Here’s some appetising excerpts.

The big gold and silver producers are preparing to unleash a round of bidding for junior exploration companies that will bid up the value of the whole sector, and stocks that are good, bad and indifferent will jump in value. You have been warned. Now is the time to buy. It is so obvious with gold and silver prices on the march…

Gold and silver equities have been disappointing performers over the past couple of years. Cost inflation has dented profit margins for the big producers, and capacity expansion has been subject to delays. But these fears may have been overdone, and rising precious metal prices will now begin to feed straight through to the bottom line.

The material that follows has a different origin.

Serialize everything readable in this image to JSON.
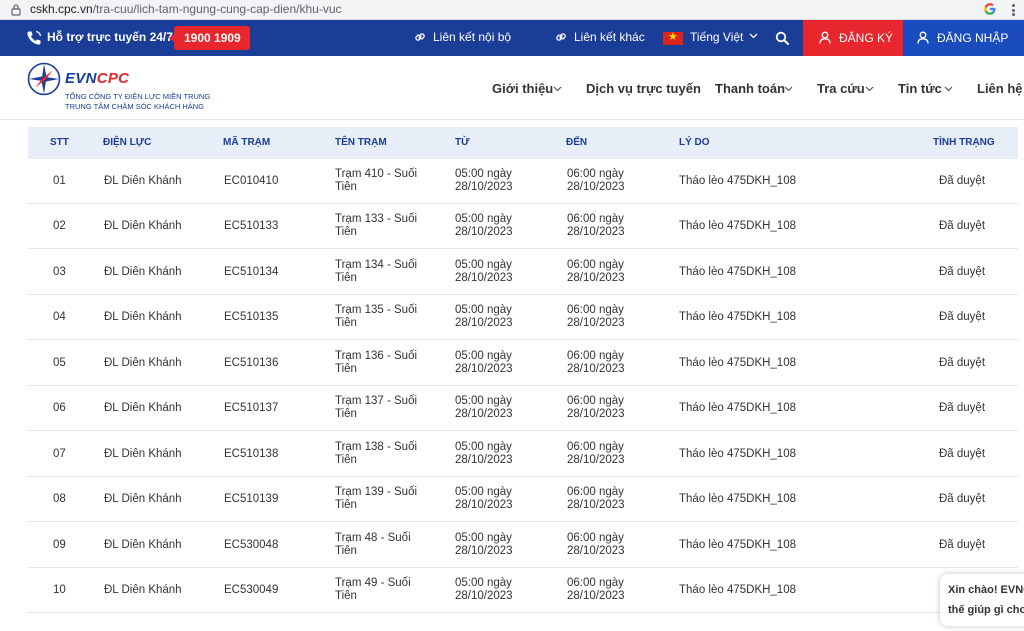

Market anomalies are how investors make big profits. The price of silver is another example of a market anomaly, as this column argued last week. Silver has underperformed every other metal, except gold in this commodity price boom and yet its supply and demand situation is arguably the weakest of all.

So if you want to hedge your position in the junior explorers with a second opportunity to achieve leveraged performance to the rise in price of the underlying metals, then again silver stocks are to be recommended. The smaller companies might well deliver the best performance but unless you want to deeply diversify you could stick to the bigger names.